The usual GitHub contribution model applies, but if you would like to [raise an
issue](https://github.com/AutoSpotting/AutoSpotting/issues/new) or start working
on a [pull request](https://github.com/AutoSpotting/AutoSpotting/pulls), please
get in touch on [gitter](https://gitter.im/cristim/autospotting) to discuss it
first so we make sure everything is clear and that nobody else is already
working on it.

Any random questions are also better asked there.

## Feature requests ##

The use case should be presented in detail in the issue, and should also
be discussed on gitter to make sure nothing was lost in translation.

## Bug reports ##

Bug reports should contain enough details to be reproduced by a developer.

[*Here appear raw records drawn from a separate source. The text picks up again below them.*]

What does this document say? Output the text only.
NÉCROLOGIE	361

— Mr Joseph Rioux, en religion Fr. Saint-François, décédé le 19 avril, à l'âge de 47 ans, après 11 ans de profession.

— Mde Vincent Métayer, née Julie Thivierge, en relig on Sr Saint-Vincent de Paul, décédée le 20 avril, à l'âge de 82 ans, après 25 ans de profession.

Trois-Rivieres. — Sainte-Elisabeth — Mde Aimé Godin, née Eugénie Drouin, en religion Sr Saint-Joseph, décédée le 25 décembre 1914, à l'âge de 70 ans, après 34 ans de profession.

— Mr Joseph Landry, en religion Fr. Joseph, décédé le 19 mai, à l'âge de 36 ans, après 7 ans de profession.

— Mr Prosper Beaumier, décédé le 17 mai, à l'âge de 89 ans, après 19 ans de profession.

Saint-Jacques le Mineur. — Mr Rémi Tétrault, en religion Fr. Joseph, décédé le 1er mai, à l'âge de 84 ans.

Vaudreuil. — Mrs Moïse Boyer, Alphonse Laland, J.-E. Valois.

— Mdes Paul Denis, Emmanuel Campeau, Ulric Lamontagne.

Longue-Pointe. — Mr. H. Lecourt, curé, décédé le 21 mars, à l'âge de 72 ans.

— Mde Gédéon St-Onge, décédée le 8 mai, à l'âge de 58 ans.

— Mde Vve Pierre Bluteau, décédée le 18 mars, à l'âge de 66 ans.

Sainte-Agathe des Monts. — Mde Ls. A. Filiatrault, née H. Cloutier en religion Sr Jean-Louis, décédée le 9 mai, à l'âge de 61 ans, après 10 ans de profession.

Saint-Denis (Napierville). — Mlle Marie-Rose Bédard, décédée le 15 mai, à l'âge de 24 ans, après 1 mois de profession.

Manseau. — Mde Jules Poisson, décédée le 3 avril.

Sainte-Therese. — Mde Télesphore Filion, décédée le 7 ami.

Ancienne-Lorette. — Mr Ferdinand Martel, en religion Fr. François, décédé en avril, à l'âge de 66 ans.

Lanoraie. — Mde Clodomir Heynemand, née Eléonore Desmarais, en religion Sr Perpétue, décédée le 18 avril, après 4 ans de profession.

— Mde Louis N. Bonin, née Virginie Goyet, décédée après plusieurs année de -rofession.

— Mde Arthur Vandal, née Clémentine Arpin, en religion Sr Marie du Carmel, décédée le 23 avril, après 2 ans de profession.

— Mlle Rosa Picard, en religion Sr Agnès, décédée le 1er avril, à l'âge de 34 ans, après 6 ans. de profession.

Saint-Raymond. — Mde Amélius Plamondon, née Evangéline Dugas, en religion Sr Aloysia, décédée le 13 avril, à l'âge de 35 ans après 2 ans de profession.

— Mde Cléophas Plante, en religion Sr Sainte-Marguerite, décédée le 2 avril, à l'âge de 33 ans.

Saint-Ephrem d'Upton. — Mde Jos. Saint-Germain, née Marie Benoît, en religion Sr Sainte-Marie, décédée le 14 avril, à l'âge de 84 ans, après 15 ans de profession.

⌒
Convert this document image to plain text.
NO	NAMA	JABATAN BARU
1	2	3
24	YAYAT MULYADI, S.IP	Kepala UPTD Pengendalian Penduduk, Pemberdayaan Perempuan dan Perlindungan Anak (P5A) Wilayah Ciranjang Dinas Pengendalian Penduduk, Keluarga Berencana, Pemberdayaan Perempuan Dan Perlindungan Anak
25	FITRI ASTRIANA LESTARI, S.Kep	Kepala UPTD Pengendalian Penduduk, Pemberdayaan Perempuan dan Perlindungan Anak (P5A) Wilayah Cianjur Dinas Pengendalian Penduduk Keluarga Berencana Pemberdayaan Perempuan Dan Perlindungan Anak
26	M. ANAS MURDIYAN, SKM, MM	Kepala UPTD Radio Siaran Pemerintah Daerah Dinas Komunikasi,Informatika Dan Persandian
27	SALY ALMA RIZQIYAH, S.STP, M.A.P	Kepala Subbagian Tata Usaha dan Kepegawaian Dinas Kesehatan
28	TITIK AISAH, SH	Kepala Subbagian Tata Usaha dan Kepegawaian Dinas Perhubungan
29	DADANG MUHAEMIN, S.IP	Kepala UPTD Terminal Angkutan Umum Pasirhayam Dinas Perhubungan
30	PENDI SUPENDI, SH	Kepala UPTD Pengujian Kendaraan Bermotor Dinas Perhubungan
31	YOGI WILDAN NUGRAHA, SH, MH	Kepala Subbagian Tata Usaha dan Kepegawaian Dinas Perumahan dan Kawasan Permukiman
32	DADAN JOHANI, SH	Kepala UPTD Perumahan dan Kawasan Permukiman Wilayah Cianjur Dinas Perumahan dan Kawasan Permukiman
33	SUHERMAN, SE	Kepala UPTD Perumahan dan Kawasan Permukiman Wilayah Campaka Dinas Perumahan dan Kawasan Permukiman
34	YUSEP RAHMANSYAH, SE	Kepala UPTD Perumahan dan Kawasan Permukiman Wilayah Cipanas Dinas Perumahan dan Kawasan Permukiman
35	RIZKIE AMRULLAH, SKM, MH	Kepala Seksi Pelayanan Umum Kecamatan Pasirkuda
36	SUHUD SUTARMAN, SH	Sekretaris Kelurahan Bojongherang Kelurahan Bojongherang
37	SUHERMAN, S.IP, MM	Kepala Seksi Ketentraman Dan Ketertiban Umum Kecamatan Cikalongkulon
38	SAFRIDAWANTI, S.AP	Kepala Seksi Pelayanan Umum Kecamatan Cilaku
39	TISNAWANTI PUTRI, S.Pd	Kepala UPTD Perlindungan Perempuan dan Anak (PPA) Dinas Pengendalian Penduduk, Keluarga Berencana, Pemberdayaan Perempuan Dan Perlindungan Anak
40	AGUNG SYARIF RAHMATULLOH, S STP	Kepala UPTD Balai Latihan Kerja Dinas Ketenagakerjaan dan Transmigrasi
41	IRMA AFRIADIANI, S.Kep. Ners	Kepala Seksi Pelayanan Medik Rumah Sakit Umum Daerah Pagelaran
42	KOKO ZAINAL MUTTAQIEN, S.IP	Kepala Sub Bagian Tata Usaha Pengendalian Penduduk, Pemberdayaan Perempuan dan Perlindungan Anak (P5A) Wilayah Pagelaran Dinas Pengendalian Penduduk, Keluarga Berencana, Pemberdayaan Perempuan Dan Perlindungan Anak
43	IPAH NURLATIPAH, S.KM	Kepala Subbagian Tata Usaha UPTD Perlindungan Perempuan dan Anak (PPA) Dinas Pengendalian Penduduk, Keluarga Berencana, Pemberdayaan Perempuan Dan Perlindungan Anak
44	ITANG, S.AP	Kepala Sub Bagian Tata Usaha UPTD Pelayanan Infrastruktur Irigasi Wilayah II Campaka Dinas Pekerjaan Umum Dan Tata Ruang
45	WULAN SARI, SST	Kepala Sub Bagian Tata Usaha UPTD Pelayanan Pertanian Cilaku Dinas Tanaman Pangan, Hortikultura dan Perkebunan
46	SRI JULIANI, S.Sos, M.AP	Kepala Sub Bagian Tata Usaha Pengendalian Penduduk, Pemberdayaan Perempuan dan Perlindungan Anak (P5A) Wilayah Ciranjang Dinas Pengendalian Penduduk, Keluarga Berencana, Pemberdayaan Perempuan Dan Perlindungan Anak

The commonly required information is already pre-filled when creating any GitHub
issue, but be prepared to provide more when asked, either in the issue comments
or on gitter.

## Pull requests ##

Pull requests will need to pass code review by the project maintainers before
they can be merged, in order to ensure the high quality of the software and the
maintainability of the codebase.

As part of the review process the maintainers will often just verify that the
patch meets the requirements listed in the pull request
[checklist](.github/PULL_REQUEST_TEMPLATE.md), but they may also suggest other
changes deemed appropriate.

Anyone is more than welcome to review the content of any issues labelled as
'review wanted', but only project maintainers can approve reviews for being
merged.

You can usually make the process faster by submitting smaller changes, larger
reviews can also be sped up by asking for review on Gitter, we try to be as
responsive as possible, but be prepared to iterate your pull request a number of
times until it is ready to be approved. This may take a while for big
contributions, so don't be discouraged if this may take longer than you
initially expected.

You can submit iterations as additional commits to make the review process
easier, but the reviewer may squash them into a single big commit at merge time,
in order to clean up the mainline commit history.